The decisions of Mr. Bush or Kerry will affect the future of my country as well as my own destiny as a member of the Syrian and Arab democratic opposition, and this will manifest itself most evidently in the next few months. I therefore see American policies as coming from the corner of power and hegemony rather than those of solidarity with the weak and in defense of the persecuted. I do not need to witness the daily killings of Palestinians to dismiss any illusions I might have concerning the American project in our region, for those who want to see justice in Iraq and Syria cannot at the same time lend support to a professional killer’s work in Palestine. That is why I see American policy in the “Middle East” (this terminology itself does not give due recognition to the peoples of this region) as being the other face of the Syrian ruling elite that does not recognize the right of the Syrian people to make up their own mind and decide on their own future. American policies in the area therefore are a mixture of dictatorship and cultural condescension, as was manifested in the Abu Ghraib prison scandal a few months ago.
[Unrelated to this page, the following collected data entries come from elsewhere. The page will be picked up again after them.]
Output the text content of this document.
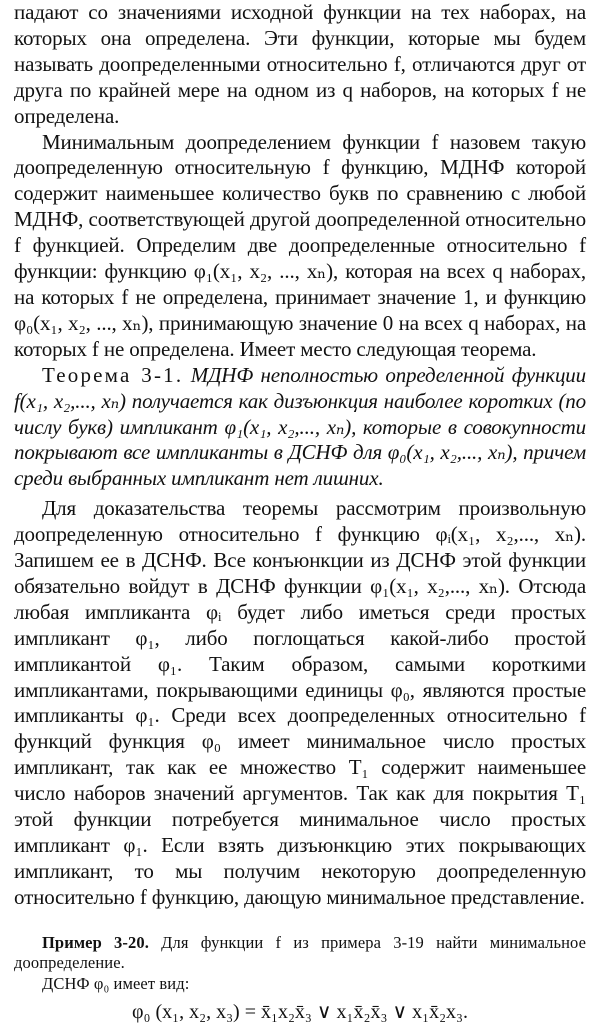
падают со значениями исходной функции на тех наборах, на которых она определена. Эти функции, которые мы будем называть доопределенными относительно f, отличаются друг от друга по крайней мере на одном из q наборов, на которых f не определена.

Минимальным доопределением функции f назовем такую доопределенную относительную f функцию, МДНФ которой содержит наименьшее количество букв по сравнению с любой МДНФ, соответствующей другой доопределенной относительно f функцией. Определим две доопределенные относительно f функции: функцию φ₁(x₁, x₂, ..., xₙ), которая на всех q наборах, на которых f не определена, принимает значение 1, и функцию φ₀(x₁, x₂, ..., xₙ), принимающую значение 0 на всех q наборах, на которых f не определена. Имеет место следующая теорема.

Теорема 3-1. МДНФ неполностью определенной функции f(x₁, x₂,..., xₙ) получается как дизъюнкция наиболее коротких (по числу букв) импликант φ₁(x₁, x₂,..., xₙ), которые в совокупности покрывают все импликанты в ДСНФ для φ₀(x₁, x₂,..., xₙ), причем среди выбранных импликант нет лишних.

Для доказательства теоремы рассмотрим произвольную доопределенную относительно f функцию φᵢ(x₁, x₂,..., xₙ). Запишем ее в ДСНФ. Все конъюнкции из ДСНФ этой функции обязательно войдут в ДСНФ функции φ₁(x₁, x₂,..., xₙ). Отсюда любая импликанта φᵢ будет либо иметься среди простых импликант φ₁, либо поглощаться какой-либо простой импликантой φ₁. Таким образом, самыми короткими импликантами, покрывающими единицы φ₀, являются простые импликанты φ₁. Среди всех доопределенных относительно f функций функция φ₀ имеет минимальное число простых импликант, так как ее множество T₁ содержит наименьшее число наборов значений аргументов. Так как для покрытия T₁ этой функции потребуется минимальное число простых импликант φ₁. Если взять дизъюнкцию этих покрывающих импликант, то мы получим некоторую доопределенную относительно f функцию, дающую минимальное представление.

Пример 3-20. Для функции f из примера 3-19 найти минимальное доопределение.

ДСНФ φ₀ имеет вид:

φ₀ (x₁, x₂, x₃) = x̄₁x₂x̄₃ ∨ x₁x̄₂x̄₃ ∨ x₁x̄₂x₃.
It seems to me that to democratize the Middle East we need to liberate ourselves from not one but three authorities: autocratic power structures throughout the region; the authorities above the law, i.e. Israel; and the most overreaching authority of all, the United States of America. None of these authorities, as far as the “Middle East” is concerned, is genuinely democratic.
U.S. policies in the region always had a far greater impact on our destiny than the Americans ever dared to admit, and this impact is only second to that of the local ruling dictatorships that could always count on the support of the U.S. as long as they carried out their designs and fulfilled their every request. Today the latter wants to control us under the pretext of liberating us, and the former want to preserve their power under the pretext of standing steadfast in the face of external threats.
We shall, however, achieve our freedom only when we liberate ourselves from both, in other words, when we can complete the aborted national liberation process in this miserable “Middle East” through democratic transformation.